Ackman, Loeb take different routes on tech bets in early 2026
Ackman’s Pershing Square opened a stake in Microsoft while Loeb's Third Point sold Microsoft and bought Alphabet; both funds also initiated positions in Meta.
Two of Wall Street’s best-known stock pickers, Bill Ackman and Daniel Loeb, diverged in their early‑2026 technology positioning: Ackman’s Pershing Square began building a new Microsoft stake while Loeb’s Third Point trimmed its Microsoft holding and added Alphabet. The shifts were revealed in quarterly 13F filings and public statements, highlighting distinct theses on AI and large-cap tech valuations.

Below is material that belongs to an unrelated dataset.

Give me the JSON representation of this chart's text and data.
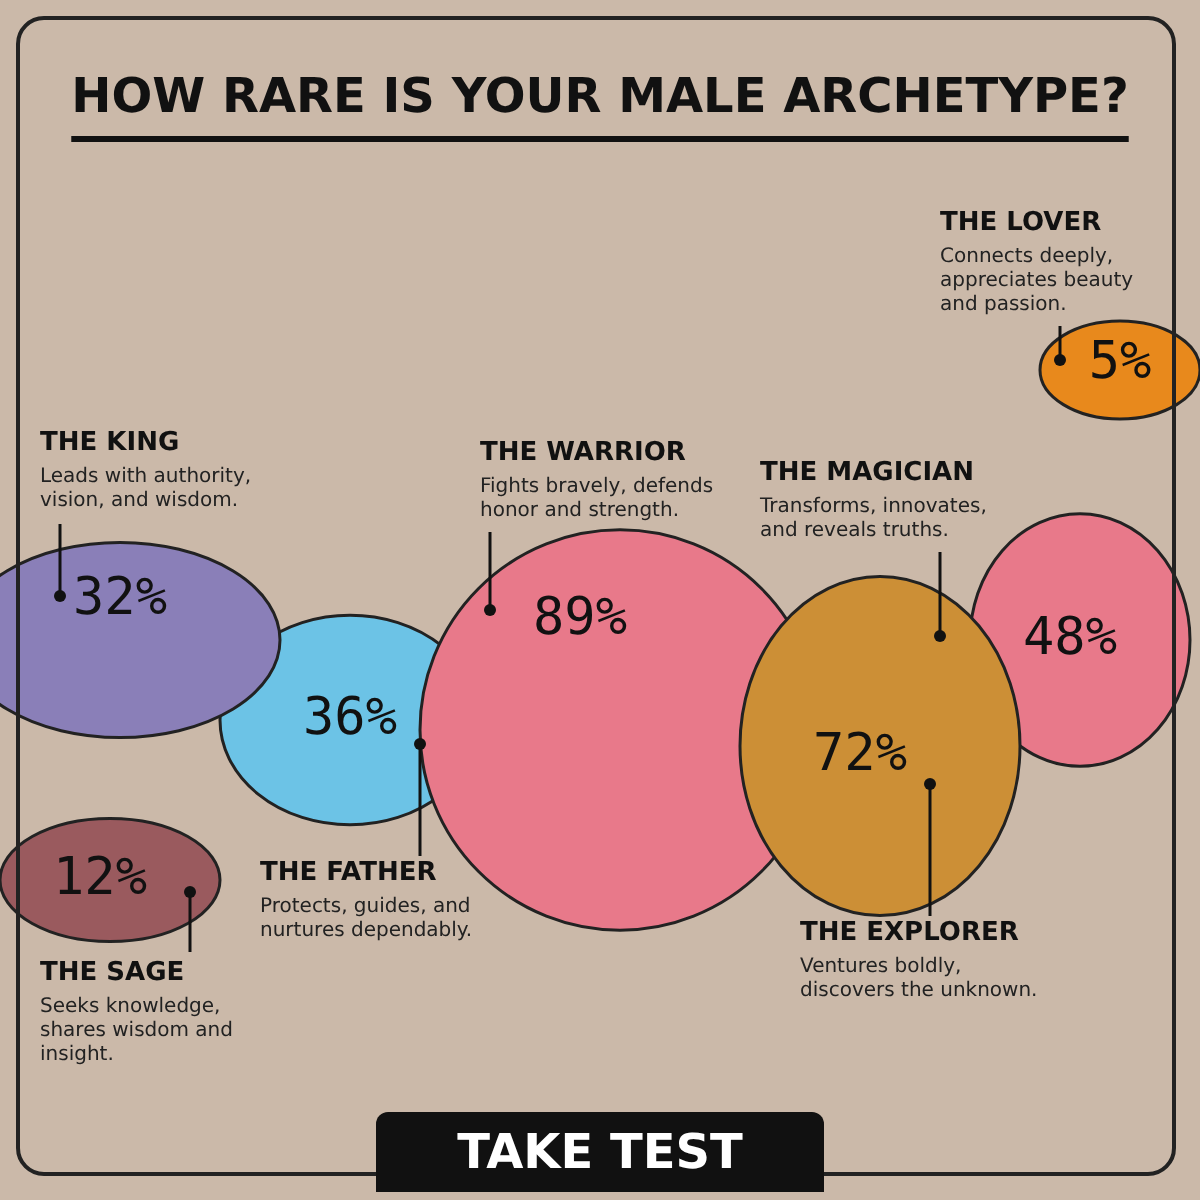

Ackman said on X that Pershing Square started accumulating Microsoft shares in February after a pullback, arguing that investors underestimated the value of Microsoft 365 and the company’s AI investments; the fund said it would disclose the stake in its forthcoming 13F filing. Third Point, by contrast, sold roughly 925,000 Microsoft shares in the first quarter and bought about 175,000 Alphabet shares, according to regulatory filings, while both firms established positions in Meta Platforms.
The moves matter for short‑term market dynamics because large institutional rotations among the so‑called AI‑exposed mega‑caps can amplify sector volatility. Asset managers have been more selective in the “Magnificent Seven” group, concentrating where they see clearer monetization of AI or more attractive risk‑reward, which helps explain divergent tactics between concentrated activists and opportunistic hedge funds. Market reaction has included intra‑day swings in affected names as 13F disclosures filter through trader desks.
In a broader context, both Ackman and Loeb have moved away from headline‑grabbing proxy fights toward quieter portfolio adjustments and selective activism, reflecting a market environment where direct engagements can be costly and time‑consuming. Their contrasting trades illustrate how investors are reframing bets in light of AI adoption timelines, regulatory uncertainty and evolving earnings trajectories at tech giants.
Analysts say Ackman’s Microsoft thesis leans on durable cloud and productivity cash flows that should benefit from AI monetization, while Loeb’s derisking signals caution and portfolio rebalancing. Going forward, investors will watch subsequent 13F filings, earnings reports and AI revenue disclosures to assess which approach better captures the next leg of tech sector returns; risk management and position sizing will remain key amid potential headline‑driven swings.